Richard Greenfield, a BTIG Research analyst has heard good reviews about FX’s hit show The Americans. With that, he intended to catch up on the TV series without having to pay additional $1.99 per episode transactional fee on top of his usual pay TV bill.
He blogged about his viewing experience and has drafted the difference between the service of TV Everywhere and more select interfaces that can be found on subscription video-on-demand services such as Amazon and Netflix.
“While we are singling out FX’s ‘The Americans’ (it was simply the show we wanted to watch and which we really enjoyed watching), the larger TV Everywhere problem we are highlighting affects virtually all broadcast and basic cable networks,” Greenfield states in his blog. “TV Everywhere not only feels more like TV Not Everywhere, but the consumer experience/viewing rules are nowhere near what they need to be.”
So what happened?
Richard Greenfield had no difficulties in viewing all 13 first-season episodes of “The Americans” via Amazon Instant Video, watching them on both his Roku and Fire TV devices. The difficulties arose while attempting to view season two, which isn’t offered yet via SVOD.
“After enjoying season one of ‘The Americans’ during March and April 2014, we wanted to continue binging right through season two, which was nearing completion on FX in mid-May. The question became how to watch. No FX apps were available on the Roku, Apple TV, FireTV, etc., so we turned to Time Warner Cable’s video-on-demand using their new set-top box VOD portal. We navigated by network to FX and found ‘The Americans’ rather easily. Unfortunately, the only episodes available were for season two starting at episodes four. Now what? We were determined to not pay extra for content we had already paid for, but had simply not recorded on our DVR.”
Greenfield came in touch with the episode collection he was searching for on the FX website. But the choice of accessible devices for playback was limited to his laptop or iPad. He also complained that the commercial load were too plenty and recurring.
“These 60-90 second ad breaks quickly became tortuous due to the repetition of the ads,” he wrote on his blog. “Some days we were shown the same two commercials during every single ad break (Audi and Burger King). Other days we ended up with the exact same ad (Audi) running three times during every commercial break (and remember fast-forwarding was disabled).”

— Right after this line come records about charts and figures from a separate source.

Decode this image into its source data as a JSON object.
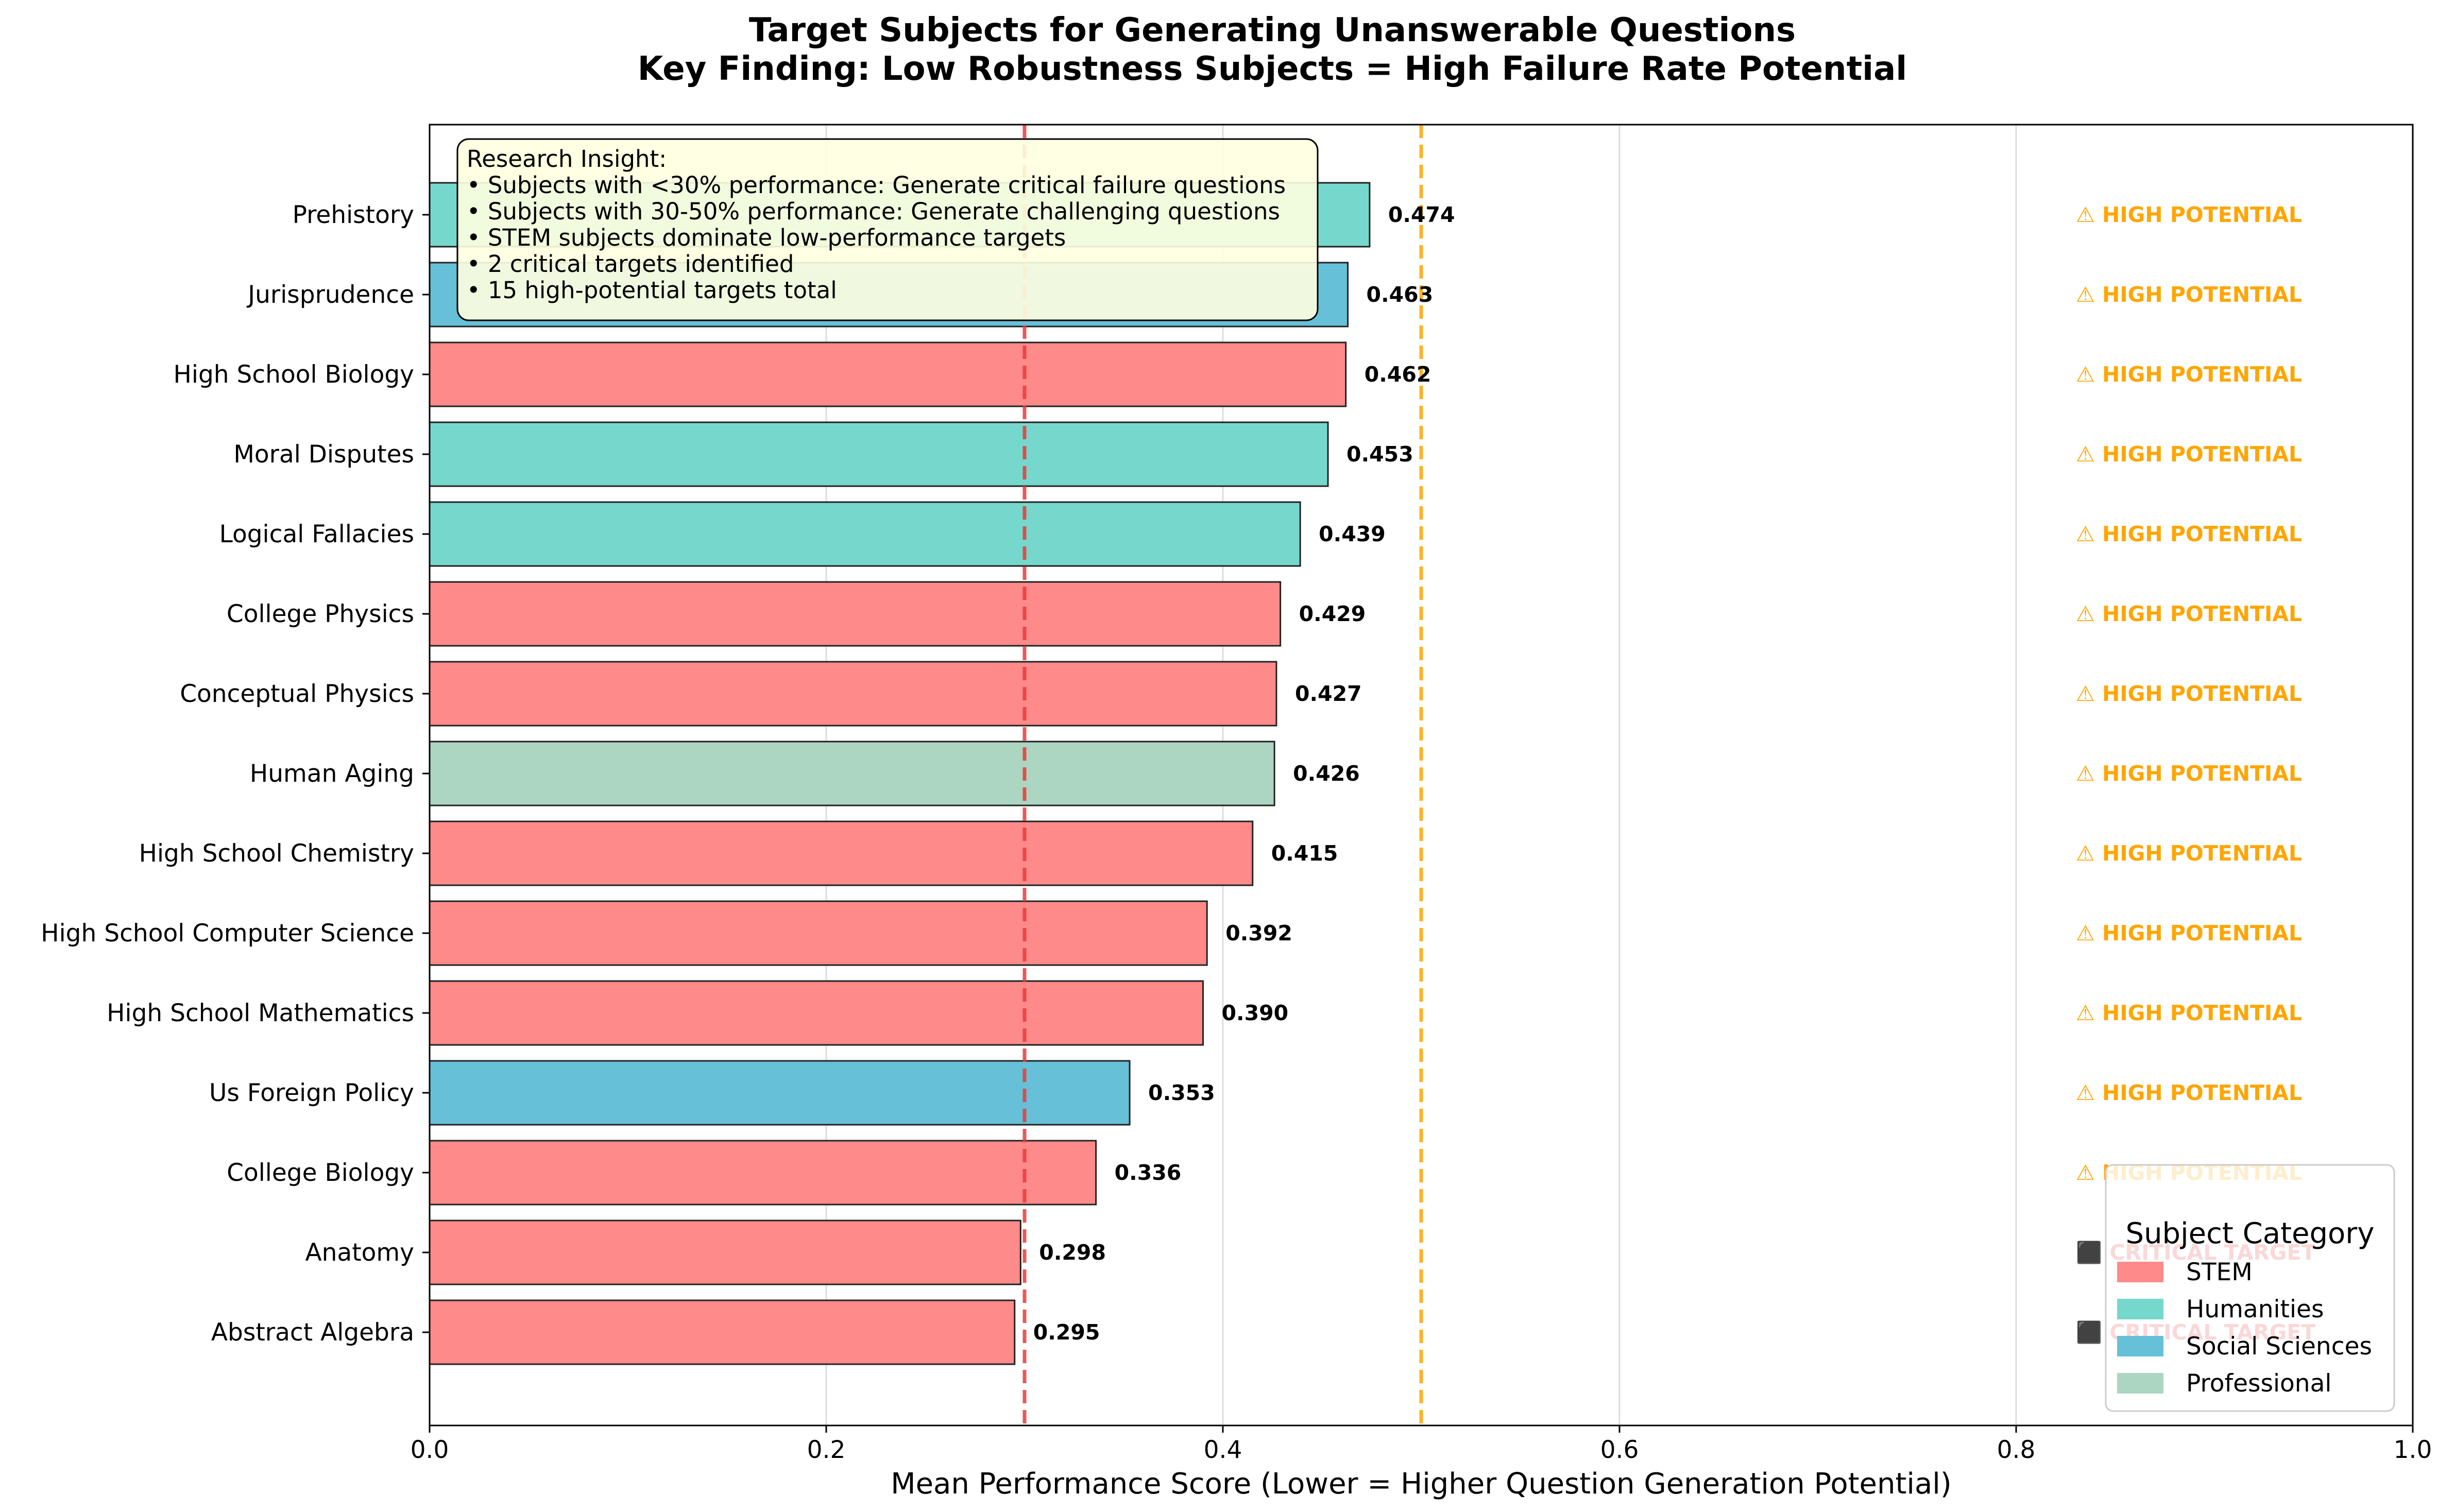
{
  "chart_data": {
    "type": "bar",
    "orientation": "horizontal",
    "title": [
      "Target Subjects for Generating Unanswerable Questions",
      "Key Finding: Low Robustness Subjects = High Failure Rate Potential"
    ],
    "xlabel": "Mean Performance Score (Lower = Higher Question Generation Potential)",
    "ylabel": "",
    "xlim": [
      0,
      1.0
    ],
    "xticks": [
      "0.0",
      "0.2",
      "0.4",
      "0.6",
      "0.8",
      "1.0"
    ],
    "grid": "vertical",
    "reference_lines": [
      {
        "x": 0.3,
        "color": "#e83a3a",
        "style": "dashed"
      },
      {
        "x": 0.5,
        "color": "#ffa500",
        "style": "dashed"
      }
    ],
    "categories": [
      "Prehistory",
      "Jurisprudence",
      "High School Biology",
      "Moral Disputes",
      "Logical Fallacies",
      "College Physics",
      "Conceptual Physics",
      "Human Aging",
      "High School Chemistry",
      "High School Computer Science",
      "High School Mathematics",
      "Us Foreign Policy",
      "College Biology",
      "Anatomy",
      "Abstract Algebra"
    ],
    "values": [
      0.474,
      0.463,
      0.462,
      0.453,
      0.439,
      0.429,
      0.427,
      0.426,
      0.415,
      0.392,
      0.39,
      0.353,
      0.336,
      0.298,
      0.295
    ],
    "value_labels": [
      "0.474",
      "0.463",
      "0.462",
      "0.453",
      "0.439",
      "0.429",
      "0.427",
      "0.426",
      "0.415",
      "0.392",
      "0.390",
      "0.353",
      "0.336",
      "0.298",
      "0.295"
    ],
    "bar_groups": [
      "Humanities",
      "Social Sciences",
      "STEM",
      "Humanities",
      "Humanities",
      "STEM",
      "STEM",
      "Professional",
      "STEM",
      "STEM",
      "STEM",
      "Social Sciences",
      "STEM",
      "STEM",
      "STEM"
    ],
    "flags": [
      "⚠ HIGH POTENTIAL",
      "⚠ HIGH POTENTIAL",
      "⚠ HIGH POTENTIAL",
      "⚠ HIGH POTENTIAL",
      "⚠ HIGH POTENTIAL",
      "⚠ HIGH POTENTIAL",
      "⚠ HIGH POTENTIAL",
      "⚠ HIGH POTENTIAL",
      "⚠ HIGH POTENTIAL",
      "⚠ HIGH POTENTIAL",
      "⚠ HIGH POTENTIAL",
      "⚠ HIGH POTENTIAL",
      "⚠ HIGH POTENTIAL",
      "⬛ CRITICAL TARGET",
      "⬛ CRITICAL TARGET"
    ],
    "flag_levels": [
      "high",
      "high",
      "high",
      "high",
      "high",
      "high",
      "high",
      "high",
      "high",
      "high",
      "high",
      "high",
      "high",
      "critical",
      "critical"
    ],
    "legend": {
      "title": "Subject Category",
      "placement": "lower-right",
      "items": [
        {
          "label": "STEM",
          "color": "#ff8a8a"
        },
        {
          "label": "Humanities",
          "color": "#76d8cd"
        },
        {
          "label": "Social Sciences",
          "color": "#66c0d8"
        },
        {
          "label": "Professional",
          "color": "#acd6c2"
        }
      ]
    },
    "annotation": {
      "placement": "top-left",
      "lines": [
        "Research Insight:",
        "• Subjects with <30% performance: Generate critical failure questions",
        "• Subjects with 30-50% performance: Generate challenging questions",
        "• STEM subjects dominate low-performance targets",
        "• 2 critical targets identified",
        "• 15 high-potential targets total"
      ]
    }
  },
  "colors": {
    "STEM": "#ff8a8a",
    "Humanities": "#76d8cd",
    "Social Sciences": "#66c0d8",
    "Professional": "#acd6c2",
    "high": "#ffa500",
    "critical": "#e83a3a"
  }
}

Watching the first three episodes of the second season with that kind of distress, Richard Greenfield decided to rely on Time Warner Cable’s video on demand service for episode four. With only two episodes left to watch, he once again grew frustrated last month when all the second season episodes of the show were pulled off the website.
“No warning, no alert saying you better watch these soon or else they will disappear,” Greenfield writes. “We presume season two episodes are now all unavailable until they become accessible on Amazon later this year commercial-free, despite the fact that we were willing to suffer through repetitious, unfastforwardable ads to finish season two… Our only choice to watch the final two episodes was to purchase them for $1.99 each, which felt like an insult given that we pay a significant monthly cable video bill, along with Netflix and Amazon Prime subscriptions.”